Non-Natives are even more confused when it comes to Native protests against corporate development that threatens their lands, resources, and lives. But because Native peoples are invisible in the American political landscape, those kinds of battles remain largely unseen by the mainstream.
Such is the case with the recent Dakota Access Pipeline (DAPL) controversy. When the people of the Standing Rock Sioux Tribe in North Dakota learned of the fast-tracked oil pipeline development—which was to be built adjacent to the reservation, criss-crossing the Missouri River, the primary source of water for the reservation and millions of other people downriver—they set up an encampment in protest last spring on land near the construction site.

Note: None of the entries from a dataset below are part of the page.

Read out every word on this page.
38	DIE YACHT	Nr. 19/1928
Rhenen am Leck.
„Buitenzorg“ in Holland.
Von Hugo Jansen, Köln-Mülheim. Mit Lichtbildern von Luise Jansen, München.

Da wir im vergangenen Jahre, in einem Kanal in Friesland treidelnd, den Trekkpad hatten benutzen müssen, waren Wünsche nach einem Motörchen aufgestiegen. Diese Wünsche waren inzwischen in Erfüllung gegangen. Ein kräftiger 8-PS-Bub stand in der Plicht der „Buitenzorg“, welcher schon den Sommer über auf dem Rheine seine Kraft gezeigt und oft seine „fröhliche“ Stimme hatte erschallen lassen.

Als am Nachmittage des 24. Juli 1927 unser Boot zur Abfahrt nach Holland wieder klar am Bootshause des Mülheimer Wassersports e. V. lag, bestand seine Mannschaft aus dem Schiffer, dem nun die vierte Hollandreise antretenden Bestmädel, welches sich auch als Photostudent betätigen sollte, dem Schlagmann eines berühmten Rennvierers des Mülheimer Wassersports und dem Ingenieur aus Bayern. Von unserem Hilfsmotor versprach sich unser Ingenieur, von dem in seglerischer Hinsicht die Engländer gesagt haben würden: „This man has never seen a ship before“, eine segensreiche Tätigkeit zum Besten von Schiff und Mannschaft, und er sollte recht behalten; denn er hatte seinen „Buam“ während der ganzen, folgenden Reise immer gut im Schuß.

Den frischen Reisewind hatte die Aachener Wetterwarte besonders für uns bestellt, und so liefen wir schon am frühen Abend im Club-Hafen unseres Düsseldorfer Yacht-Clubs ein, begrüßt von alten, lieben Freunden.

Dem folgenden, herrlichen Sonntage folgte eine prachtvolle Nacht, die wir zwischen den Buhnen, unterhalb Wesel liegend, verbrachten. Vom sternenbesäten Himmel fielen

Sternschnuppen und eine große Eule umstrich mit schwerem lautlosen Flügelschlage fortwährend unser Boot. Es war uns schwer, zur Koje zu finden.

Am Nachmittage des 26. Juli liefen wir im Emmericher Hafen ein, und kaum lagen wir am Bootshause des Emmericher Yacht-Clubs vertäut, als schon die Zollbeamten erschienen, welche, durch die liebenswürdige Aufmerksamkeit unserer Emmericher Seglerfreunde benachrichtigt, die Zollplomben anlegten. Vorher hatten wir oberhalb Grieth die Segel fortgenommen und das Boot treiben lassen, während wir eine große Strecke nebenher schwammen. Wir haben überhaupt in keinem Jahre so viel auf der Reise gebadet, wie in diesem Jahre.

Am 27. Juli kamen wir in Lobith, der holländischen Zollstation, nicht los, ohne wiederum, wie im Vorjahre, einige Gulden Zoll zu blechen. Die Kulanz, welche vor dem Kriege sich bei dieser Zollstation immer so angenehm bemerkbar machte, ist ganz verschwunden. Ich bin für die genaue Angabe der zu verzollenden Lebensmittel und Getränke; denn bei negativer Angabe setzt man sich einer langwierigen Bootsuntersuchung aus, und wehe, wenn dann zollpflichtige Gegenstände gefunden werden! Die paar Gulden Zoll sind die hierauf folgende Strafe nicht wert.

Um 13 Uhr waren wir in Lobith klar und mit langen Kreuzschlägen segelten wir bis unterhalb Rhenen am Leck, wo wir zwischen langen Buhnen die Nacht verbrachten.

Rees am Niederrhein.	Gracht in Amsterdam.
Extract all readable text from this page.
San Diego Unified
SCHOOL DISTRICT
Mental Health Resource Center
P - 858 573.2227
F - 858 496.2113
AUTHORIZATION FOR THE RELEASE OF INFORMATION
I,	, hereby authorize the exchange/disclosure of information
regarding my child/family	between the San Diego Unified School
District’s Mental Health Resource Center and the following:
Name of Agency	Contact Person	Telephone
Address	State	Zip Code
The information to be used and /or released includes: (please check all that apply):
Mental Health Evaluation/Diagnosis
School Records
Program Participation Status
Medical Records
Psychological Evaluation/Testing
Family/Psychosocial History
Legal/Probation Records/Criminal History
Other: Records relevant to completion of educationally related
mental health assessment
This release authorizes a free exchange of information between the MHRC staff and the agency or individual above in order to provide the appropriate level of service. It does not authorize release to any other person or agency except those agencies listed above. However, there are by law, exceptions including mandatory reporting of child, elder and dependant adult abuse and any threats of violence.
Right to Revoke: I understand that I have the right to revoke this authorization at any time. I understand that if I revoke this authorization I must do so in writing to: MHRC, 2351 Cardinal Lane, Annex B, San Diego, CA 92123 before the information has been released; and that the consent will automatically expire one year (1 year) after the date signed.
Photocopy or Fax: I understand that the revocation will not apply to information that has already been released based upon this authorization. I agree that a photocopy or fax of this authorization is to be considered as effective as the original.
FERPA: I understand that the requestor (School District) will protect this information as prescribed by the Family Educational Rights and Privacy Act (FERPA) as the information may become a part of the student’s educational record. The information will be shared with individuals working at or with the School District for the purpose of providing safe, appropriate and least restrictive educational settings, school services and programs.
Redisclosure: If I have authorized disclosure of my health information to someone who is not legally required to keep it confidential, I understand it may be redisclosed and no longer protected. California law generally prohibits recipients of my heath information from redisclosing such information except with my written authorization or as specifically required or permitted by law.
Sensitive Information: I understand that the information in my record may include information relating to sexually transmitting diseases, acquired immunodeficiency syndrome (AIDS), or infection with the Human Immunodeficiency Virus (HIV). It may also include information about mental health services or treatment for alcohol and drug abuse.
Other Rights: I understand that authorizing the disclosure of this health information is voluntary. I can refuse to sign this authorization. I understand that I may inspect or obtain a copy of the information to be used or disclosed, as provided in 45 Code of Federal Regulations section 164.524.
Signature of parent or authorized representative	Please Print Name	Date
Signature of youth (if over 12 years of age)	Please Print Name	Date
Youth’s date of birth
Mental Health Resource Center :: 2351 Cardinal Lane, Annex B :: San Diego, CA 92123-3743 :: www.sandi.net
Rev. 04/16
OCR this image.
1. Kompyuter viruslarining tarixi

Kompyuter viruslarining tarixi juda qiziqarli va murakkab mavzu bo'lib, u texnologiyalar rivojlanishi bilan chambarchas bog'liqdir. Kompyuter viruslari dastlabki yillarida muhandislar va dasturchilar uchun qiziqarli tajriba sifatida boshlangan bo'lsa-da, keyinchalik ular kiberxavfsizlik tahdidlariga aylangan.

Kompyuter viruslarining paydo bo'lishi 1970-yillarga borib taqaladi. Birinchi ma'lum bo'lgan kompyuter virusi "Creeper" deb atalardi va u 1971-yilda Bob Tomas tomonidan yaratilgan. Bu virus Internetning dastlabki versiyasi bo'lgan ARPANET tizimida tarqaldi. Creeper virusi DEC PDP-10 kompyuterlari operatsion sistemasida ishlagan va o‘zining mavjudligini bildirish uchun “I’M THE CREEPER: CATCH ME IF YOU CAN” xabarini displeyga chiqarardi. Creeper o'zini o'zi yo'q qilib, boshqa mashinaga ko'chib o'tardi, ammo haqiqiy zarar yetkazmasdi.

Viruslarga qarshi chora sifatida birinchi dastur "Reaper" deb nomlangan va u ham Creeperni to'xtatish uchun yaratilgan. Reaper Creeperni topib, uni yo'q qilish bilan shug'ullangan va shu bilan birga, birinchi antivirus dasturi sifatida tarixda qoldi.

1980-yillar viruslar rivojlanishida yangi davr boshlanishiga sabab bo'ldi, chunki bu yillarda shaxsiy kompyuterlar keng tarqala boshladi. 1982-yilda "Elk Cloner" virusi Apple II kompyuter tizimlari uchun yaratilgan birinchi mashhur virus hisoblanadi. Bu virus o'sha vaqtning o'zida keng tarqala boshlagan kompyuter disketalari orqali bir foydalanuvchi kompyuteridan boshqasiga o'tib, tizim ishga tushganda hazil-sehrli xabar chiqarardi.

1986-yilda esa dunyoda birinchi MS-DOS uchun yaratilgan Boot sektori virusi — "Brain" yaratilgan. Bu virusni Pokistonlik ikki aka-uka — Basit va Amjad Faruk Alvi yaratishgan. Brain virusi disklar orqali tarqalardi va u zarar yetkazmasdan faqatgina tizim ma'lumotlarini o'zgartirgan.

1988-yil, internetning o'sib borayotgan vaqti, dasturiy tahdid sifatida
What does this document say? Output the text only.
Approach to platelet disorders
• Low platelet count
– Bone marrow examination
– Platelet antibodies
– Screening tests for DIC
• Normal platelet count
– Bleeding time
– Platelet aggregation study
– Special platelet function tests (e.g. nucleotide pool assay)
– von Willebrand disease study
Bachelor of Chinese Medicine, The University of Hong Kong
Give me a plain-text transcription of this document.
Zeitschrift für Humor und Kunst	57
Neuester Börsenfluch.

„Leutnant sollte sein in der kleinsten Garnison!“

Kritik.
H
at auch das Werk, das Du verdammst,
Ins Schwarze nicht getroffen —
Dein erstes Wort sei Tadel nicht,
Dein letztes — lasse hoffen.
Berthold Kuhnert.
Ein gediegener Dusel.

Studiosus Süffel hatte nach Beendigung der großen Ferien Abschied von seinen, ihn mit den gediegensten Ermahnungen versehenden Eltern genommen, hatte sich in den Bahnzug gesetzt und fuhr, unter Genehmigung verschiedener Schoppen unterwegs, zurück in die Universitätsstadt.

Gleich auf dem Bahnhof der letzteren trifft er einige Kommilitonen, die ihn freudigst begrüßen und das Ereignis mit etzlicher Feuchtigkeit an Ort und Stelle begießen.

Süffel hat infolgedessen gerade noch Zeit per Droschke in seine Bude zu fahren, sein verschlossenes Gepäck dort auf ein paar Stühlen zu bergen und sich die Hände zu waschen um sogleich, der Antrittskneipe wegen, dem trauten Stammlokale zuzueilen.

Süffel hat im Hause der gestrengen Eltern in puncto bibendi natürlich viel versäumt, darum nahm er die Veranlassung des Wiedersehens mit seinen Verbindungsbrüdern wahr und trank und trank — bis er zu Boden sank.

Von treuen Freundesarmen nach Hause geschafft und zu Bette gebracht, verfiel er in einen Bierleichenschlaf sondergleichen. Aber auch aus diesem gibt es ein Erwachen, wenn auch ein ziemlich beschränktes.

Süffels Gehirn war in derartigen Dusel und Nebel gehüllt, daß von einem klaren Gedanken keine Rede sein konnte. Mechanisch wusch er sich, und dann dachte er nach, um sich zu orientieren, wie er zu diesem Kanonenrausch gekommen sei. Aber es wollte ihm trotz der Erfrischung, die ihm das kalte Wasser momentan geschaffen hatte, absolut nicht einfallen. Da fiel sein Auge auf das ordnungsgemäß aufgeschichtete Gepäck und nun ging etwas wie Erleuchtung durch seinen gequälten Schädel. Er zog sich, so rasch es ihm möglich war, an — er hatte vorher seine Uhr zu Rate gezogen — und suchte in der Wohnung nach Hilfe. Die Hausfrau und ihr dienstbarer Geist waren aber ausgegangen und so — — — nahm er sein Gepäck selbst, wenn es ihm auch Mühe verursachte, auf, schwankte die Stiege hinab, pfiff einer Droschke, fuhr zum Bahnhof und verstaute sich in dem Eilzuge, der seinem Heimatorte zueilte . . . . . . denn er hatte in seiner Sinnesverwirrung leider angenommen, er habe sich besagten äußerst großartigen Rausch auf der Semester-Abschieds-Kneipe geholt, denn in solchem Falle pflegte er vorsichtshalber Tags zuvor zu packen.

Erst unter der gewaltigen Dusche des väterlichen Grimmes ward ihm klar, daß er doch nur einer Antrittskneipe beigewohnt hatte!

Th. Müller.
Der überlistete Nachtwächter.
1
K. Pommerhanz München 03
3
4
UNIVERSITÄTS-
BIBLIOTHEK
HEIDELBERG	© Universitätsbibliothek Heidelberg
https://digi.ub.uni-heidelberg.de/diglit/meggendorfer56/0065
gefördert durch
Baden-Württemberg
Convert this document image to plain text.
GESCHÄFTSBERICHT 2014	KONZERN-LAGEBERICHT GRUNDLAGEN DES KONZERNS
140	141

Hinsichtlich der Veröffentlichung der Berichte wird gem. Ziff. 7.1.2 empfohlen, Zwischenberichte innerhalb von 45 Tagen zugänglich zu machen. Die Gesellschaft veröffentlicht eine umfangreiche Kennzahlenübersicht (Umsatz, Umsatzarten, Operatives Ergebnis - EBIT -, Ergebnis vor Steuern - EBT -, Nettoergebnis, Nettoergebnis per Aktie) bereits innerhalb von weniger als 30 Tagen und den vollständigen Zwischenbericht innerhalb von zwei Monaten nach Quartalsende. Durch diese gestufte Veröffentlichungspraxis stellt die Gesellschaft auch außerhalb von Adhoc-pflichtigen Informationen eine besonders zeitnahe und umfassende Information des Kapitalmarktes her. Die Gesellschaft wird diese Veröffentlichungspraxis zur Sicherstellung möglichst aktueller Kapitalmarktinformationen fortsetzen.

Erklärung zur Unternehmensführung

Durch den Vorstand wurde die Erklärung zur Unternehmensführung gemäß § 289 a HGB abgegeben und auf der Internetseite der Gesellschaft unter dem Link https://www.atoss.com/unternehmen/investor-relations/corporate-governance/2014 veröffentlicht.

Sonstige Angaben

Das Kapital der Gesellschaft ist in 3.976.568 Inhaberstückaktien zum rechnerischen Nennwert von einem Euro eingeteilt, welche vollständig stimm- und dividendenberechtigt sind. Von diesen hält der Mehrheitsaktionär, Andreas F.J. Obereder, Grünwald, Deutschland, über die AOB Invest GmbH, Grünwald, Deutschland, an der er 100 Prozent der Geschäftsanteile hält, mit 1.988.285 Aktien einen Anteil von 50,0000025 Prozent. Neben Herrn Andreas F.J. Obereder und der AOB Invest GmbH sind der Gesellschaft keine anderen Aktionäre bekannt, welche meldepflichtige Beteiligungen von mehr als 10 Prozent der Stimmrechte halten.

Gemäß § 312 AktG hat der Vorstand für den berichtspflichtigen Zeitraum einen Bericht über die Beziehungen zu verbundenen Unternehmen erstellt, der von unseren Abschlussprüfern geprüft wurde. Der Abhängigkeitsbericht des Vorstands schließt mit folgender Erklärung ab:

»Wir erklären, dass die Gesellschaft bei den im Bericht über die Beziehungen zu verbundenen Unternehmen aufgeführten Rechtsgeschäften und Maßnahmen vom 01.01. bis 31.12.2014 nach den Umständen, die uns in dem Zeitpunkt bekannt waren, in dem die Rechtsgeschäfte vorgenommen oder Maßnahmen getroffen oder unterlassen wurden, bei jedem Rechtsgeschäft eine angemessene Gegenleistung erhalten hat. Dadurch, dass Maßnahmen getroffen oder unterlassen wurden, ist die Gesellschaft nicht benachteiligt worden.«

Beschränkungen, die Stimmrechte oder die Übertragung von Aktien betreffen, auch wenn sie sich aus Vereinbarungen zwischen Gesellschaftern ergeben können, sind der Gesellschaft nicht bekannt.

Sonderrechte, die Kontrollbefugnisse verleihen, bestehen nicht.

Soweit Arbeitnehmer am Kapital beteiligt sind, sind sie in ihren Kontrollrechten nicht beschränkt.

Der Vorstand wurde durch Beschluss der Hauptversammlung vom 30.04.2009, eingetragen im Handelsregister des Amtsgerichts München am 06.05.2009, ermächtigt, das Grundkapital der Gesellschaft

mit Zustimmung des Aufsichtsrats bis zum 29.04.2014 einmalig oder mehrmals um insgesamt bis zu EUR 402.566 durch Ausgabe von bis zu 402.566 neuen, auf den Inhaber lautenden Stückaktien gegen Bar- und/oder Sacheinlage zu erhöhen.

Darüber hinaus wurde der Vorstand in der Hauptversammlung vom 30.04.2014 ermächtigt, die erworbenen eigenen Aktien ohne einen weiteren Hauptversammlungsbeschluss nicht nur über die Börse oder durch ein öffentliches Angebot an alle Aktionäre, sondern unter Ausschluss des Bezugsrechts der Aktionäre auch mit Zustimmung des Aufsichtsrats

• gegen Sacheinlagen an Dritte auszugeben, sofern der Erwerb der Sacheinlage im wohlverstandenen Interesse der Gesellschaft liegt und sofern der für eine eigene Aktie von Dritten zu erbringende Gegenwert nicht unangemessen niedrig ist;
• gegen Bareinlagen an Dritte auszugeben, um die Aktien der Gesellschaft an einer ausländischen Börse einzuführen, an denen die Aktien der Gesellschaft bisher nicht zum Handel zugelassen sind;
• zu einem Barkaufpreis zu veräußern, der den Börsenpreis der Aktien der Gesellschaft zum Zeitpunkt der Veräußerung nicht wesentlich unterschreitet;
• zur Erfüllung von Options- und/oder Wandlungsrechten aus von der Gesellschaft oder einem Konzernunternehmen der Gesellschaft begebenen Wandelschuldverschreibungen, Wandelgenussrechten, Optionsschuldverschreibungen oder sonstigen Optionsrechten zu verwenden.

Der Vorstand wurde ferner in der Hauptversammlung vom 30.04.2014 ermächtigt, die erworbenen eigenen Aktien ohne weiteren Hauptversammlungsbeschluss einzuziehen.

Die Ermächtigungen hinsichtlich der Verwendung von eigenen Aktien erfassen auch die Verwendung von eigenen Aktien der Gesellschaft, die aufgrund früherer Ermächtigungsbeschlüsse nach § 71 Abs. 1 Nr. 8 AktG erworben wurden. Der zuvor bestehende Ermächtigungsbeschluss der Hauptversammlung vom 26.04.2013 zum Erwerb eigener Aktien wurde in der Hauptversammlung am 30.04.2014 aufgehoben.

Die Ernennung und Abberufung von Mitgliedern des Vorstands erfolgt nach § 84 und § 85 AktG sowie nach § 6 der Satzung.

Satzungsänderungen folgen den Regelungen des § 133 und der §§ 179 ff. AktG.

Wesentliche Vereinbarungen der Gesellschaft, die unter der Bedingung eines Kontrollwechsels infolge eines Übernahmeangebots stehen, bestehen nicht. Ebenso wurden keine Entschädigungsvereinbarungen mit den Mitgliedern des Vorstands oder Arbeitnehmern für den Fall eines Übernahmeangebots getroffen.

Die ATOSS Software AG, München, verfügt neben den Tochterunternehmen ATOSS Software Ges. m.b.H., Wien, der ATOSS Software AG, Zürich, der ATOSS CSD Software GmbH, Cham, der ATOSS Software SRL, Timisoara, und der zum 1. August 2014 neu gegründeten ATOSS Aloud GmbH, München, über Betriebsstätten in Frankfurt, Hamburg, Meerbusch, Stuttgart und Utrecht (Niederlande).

The protesters (they call themselves water "protectors") claimed that the pipeline posed too great a threat to their water supply and environment, and that the tribe was not adequately consulted as required by law. Meanwhile, Standing Rock filed for a temporary injunction to halt the construction.
The peaceful, prayerful protest went unnoticed until the contractor, Energy Transfer Partners (ETP), in August began digging in a culturally sensitive area. Construction was halted after the likelihood of burials was confirmed. While mainstream society was oblivious to what was happening in North Dakota, Indian country was watching and Native people began streaming in to the encampment from all parts of the country to support the Standing Rock people. By the end of August the encampment had swelled to thousands of people, Native and non-Native alike.
Still, mainstream media ignored what was happening. It wasn't until Labor Day weekend that that began to change, after the company resumed construction—this time damaging a burial and sacred site. ETP was at the ready with a private security force in what appeared to be a deliberate provocation, unleashing attack dogs and pepper spray on the peaceful protesters. It took violence for the story to be picked up by the corporate media, and even then much of their coverage tended to reflect a pro-pipeline stance, and ignored the context of the US history of land dispossession of the Standing Rock Sioux Tribe and Native Americans more broadly. A notable exception was Lawrence O’Donnell’s ongoing coverage at MSNBC (including this stunning commentary).
In general, it’s fair to say that the alternative media is increasingly covering Native American issues with more frequency and historical accuracy, and from Native perspectives.
On September 9, the Justice Department denied the injunction. Moments later a joint statement was issued as an intervention by the departments of Justice, Interior, and Army calling for ETP to voluntarily halt construction, and for a review of the consultation process with tribal nations to proceed sometime this fall.
Until then, the water protectors will remain at the encampment. It remains to be seen how the Obama administration will handle the review process. And how the media will respond to both. But with any luck, Indigenous counter-narratives will continue to emerge, helping to build a better way of teaching about contemporary Native American issues.